Monday, March 30, 2009

A Dozen Steven Wrights for TLC

~I used to work in a fire hydrant factory. You couldn't park anywhere near the place.
~I went to the museum where they had all the heads and arms from the statues that are in all the other museums.
~My aunt gave me a walkie-talkie for my birthday. She says if I'm good, she'll give me the other one next year.
~I had some eyeglasses. I was walking down the street when suddenly the prescription ran out.
~Smoking cures weight problems...eventually...
~I intend to live forever - so far, so good.

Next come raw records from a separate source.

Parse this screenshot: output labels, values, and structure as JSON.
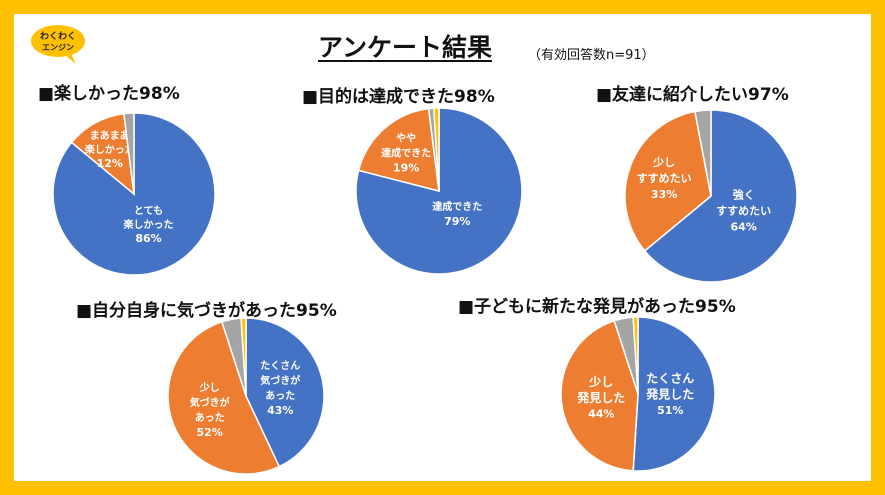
{
  "header": {
    "title": "アンケート結果",
    "subtitle": "（有効回答数n=91）",
    "logo_text": "わくわくエンジン"
  },
  "colors": {
    "frame": "#FFC000",
    "blue": "#4472C4",
    "orange": "#ED7D31",
    "gray": "#A5A5A5",
    "yellow": "#FFC000"
  },
  "chart_data": [
    {
      "type": "pie",
      "title": "■楽しかった98%",
      "slices": [
        {
          "label": [
            "とても",
            "楽しかった"
          ],
          "value": 86,
          "value_label": "86%",
          "color": "#4472C4"
        },
        {
          "label": [
            "まあまあ",
            "楽しかった"
          ],
          "value": 12,
          "value_label": "12%",
          "color": "#ED7D31"
        },
        {
          "label": [],
          "value": 2,
          "value_label": "",
          "color": "#A5A5A5"
        }
      ]
    },
    {
      "type": "pie",
      "title": "■目的は達成できた98%",
      "slices": [
        {
          "label": [
            "達成できた"
          ],
          "value": 79,
          "value_label": "79%",
          "color": "#4472C4"
        },
        {
          "label": [
            "やや",
            "達成できた"
          ],
          "value": 19,
          "value_label": "19%",
          "color": "#ED7D31"
        },
        {
          "label": [],
          "value": 1,
          "value_label": "",
          "color": "#A5A5A5"
        },
        {
          "label": [],
          "value": 1,
          "value_label": "",
          "color": "#FFC000"
        }
      ]
    },
    {
      "type": "pie",
      "title": "■友達に紹介したい97%",
      "slices": [
        {
          "label": [
            "強く",
            "すすめたい"
          ],
          "value": 64,
          "value_label": "64%",
          "color": "#4472C4"
        },
        {
          "label": [
            "少し",
            "すすめたい"
          ],
          "value": 33,
          "value_label": "33%",
          "color": "#ED7D31"
        },
        {
          "label": [],
          "value": 3,
          "value_label": "",
          "color": "#A5A5A5"
        }
      ]
    },
    {
      "type": "pie",
      "title": "■自分自身に気づきがあった95%",
      "slices": [
        {
          "label": [
            "たくさん",
            "気づきが",
            "あった"
          ],
          "value": 43,
          "value_label": "43%",
          "color": "#4472C4"
        },
        {
          "label": [
            "少し",
            "気づきが",
            "あった"
          ],
          "value": 52,
          "value_label": "52%",
          "color": "#ED7D31"
        },
        {
          "label": [],
          "value": 4,
          "value_label": "",
          "color": "#A5A5A5"
        },
        {
          "label": [],
          "value": 1,
          "value_label": "",
          "color": "#FFC000"
        }
      ]
    },
    {
      "type": "pie",
      "title": "■子どもに新たな発見があった95%",
      "slices": [
        {
          "label": [
            "たくさん",
            "発見した"
          ],
          "value": 51,
          "value_label": "51%",
          "color": "#4472C4"
        },
        {
          "label": [
            "少し",
            "発見した"
          ],
          "value": 44,
          "value_label": "44%",
          "color": "#ED7D31"
        },
        {
          "label": [],
          "value": 4,
          "value_label": "",
          "color": "#A5A5A5"
        },
        {
          "label": [],
          "value": 1,
          "value_label": "",
          "color": "#FFC000"
        }
      ]
    }
  ]
}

~I couldn't repair your brakes, so I made your horn louder.
~I took a course in speed reading. Then I got Reader's Digest on microfilm. By the time I got the machine set up, I was done.
~I went camping and borrowed a circus tent by mistake. I didn't notice until I got it set up. People complained because they couldn't see the lake.
~Today I dialed a wrong number... The other person said, "Hello?" and I said, "Hello, could I speak to Joey?" They said, "Uh... I don't think so... he's only 2 months old." I said, "I'll wait."
~Two babies were born on the same day at the same hospital. They lay there and looked at each other. Their families came and took them away. Eighty years later, by a bizarre coincidence, they lay in the same hospital, on their deathbeds, next to each other. One of them looked at the other and said, "So. What did you think?"
~I can remember the first time I had to go to sleep. Mom said, "Steven, time to go to sleep." I said, "But I don't know how." She said, "It's real easy. Just go down to the end of tired and hang a left." So I went down to the end of tired, and just out of curiosity I hung a right. My mother was there, and she said, "I thought I told you to go to sleep."